Norman Foster
The Architect's Studio
The Architect's Studio:
8 September 9 December 2001
The Architect's Studio series of exhibitions
at Louisiana, realized with support
from The Margot and Thorvald Dreyer's Foundation,
focuses on some of the
most innovative architects of our time. These
shows have been conceived as
a series of studio exhibitions, offering insight
into each architect's work
processes, methods, and sources of inspiration.
The presentation of the
distinguished British architect Norman Foster
is the third in this series, so far
including Frank O. Gehry and Henning Larsen.

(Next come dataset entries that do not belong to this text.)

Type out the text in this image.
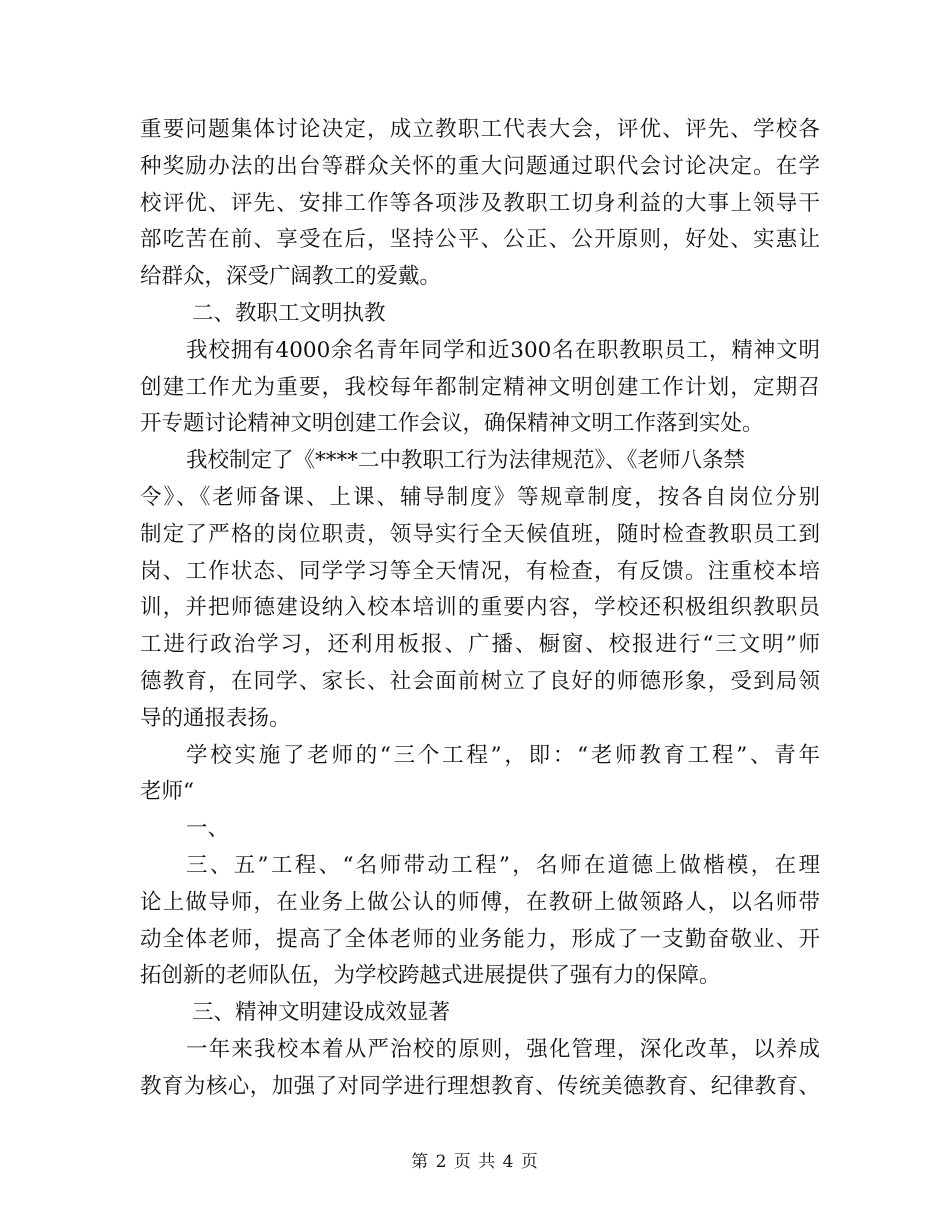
重要问题集体讨论决定，成立教职工代表大会，评优、评先、学校各
种奖励办法的出台等群众关怀的重大问题通过职代会讨论决定。在学
校评优、评先、安排工作等各项涉及教职工切身利益的大事上领导干
部吃苦在前、享受在后，坚持公平、公正、公开原则，好处、实惠让
给群众，深受广阔教工的爱戴。
二、教职工文明执教
我校拥有4000余名青年同学和近300名在职教职员工，精神文明
创建工作尤为重要，我校每年都制定精神文明创建工作计划，定期召
开专题讨论精神文明创建工作会议，确保精神文明工作落到实处。
我校制定了《****二中教职工行为法律规范》、《老师八条禁
令》、《老师备课、上课、辅导制度》等规章制度，按各自岗位分别
制定了严格的岗位职责，领导实行全天候值班，随时检查教职员工到
岗、工作状态、同学学习等全天情况，有检查，有反馈。注重校本培
训，并把师德建设纳入校本培训的重要内容，学校还积极组织教职员
工进行政治学习，还利用板报、广播、橱窗、校报进行“三文明”师
德教育，在同学、家长、社会面前树立了良好的师德形象，受到局领
导的通报表扬。
学校实施了老师的“三个工程”，即：“老师教育工程”、青年
老师“
一、
三、五”工程、“名师带动工程”，名师在道德上做楷模，在理
论上做导师，在业务上做公认的师傅，在教研上做领路人，以名师带
动全体老师，提高了全体老师的业务能力，形成了一支勤奋敬业、开
拓创新的老师队伍，为学校跨越式进展提供了强有力的保障。
三、精神文明建设成效显著
一年来我校本着从严治校的原则，强化管理，深化改革，以养成
教育为核心，加强了对同学进行理想教育、传统美德教育、纪律教育、
第 2 页 共 4 页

Foster and Partners is an international architecture
and design practice - one
of the largest in Europe with project
offices worldwide. Its main design studio
is located on the Thames riverside in London,
and this is where each new
project is begun. As a workplace, it is open
24 hours a day, seven days a
week. Even by international standards, the studio
is huge, with more than 550
architects working on something like 100 projects
all over the globe.
Professionally, it is a self-sufficient world
with its own model workshop, graphics
department and photographic studio.
Most of the staff work at long desks in the
main design studio with its tall
panorama windows overlooking the Thames. No
employee has a private
office, including Foster and his partners. Consultations
with clients are held in
an area along the large panorama window, in
the midst of ongoing
experiments with models and mock-ups. The long
tables that dominate the
work space are filled with computers, sketches,
drawings, models and samples
of materials.
The story of this unique studio designed
by Foster himself, of course and
the very special way it works, is the theme
of this exhibition: the working
process, the path from idea to realization,
the dialogue between architects,
engineers, model makers, computer operators
and contractors.
To illustrate as clearly as possible the
wide range of Foster's work and the
challenges it presents at all levels, the exhibition
concentrates on three
projects, each on a different scale: the new
headquarters of Swiss Re, the
world's largest reinsurance company, in the
heart of the city of London; the
Chesa Futura apartments in St. Moritz in the
Swiss Alps and the Nomos table
and desk system for the firm Tecno. The two
building projects are still under
construction.
A pivotal point in all projects recently realized
by Foster and Partners is the
imaginative coupling of technological and ecological
concerns. To achieve its
goals, the firm makes use of the very newest
technologies.
Norman Foster, who in 1999 was awarded the
prestigious Pritzker Architecture
Prize considered the Nobel Prize of architecture
is one of our most prolific
contemporary architects. His remarkable buildings
and urban projects have
transformed cityscapes, renewed transportation
systems and restored city
centres all over the world. Among his latest
commissions are some of the most
remarkable architectural projects of recent
years, including the reconstruction
of the Reichstag in Berlin, the design of the
Great Court at the British Museum
in London, the Millennium Bridge (the first
new Thames crossing for more than
100 years), and the new Hong Kong International
Airport - the world's largest
airport terminal. Many of these aesthetically
and technologically
groundbreaking projects are based on ecology-conscious
concepts, setting
new standards for the interaction of buildings
with their environment.
For several years the Foster studio has collaborated
with the Danish artist Per
Arnoldi who has been the colour and graphics
consultant on projects such as
the 52-story Commerzbank Headquarters in Frankfurt
the tallest building in
Europe and the Reichstag in Berlin. Arnoldi
has designed the graphics and
the poster for the Foster exhibition at Louisiana.
Exhibition Catalogue
A catalogue, the third in The Architect's Studio
series, will be published,
featuring an article on the Swiss Re project,
"The Coming of the Cosmic
Skyscraper", by the distinguished architecture
critic and author Charles
Jencks, and an article on Norman Foster's studio,
"The Politics of
Architecture", by Jonathan Glansey, the
architecture and design editor of
The Guardian.
Lecture by Per Arnoldi
Wednesday, 7 November, at 19.30: Lecture (in
Danish) by Per Arnoldi,
entitled "Working with Norman Foster".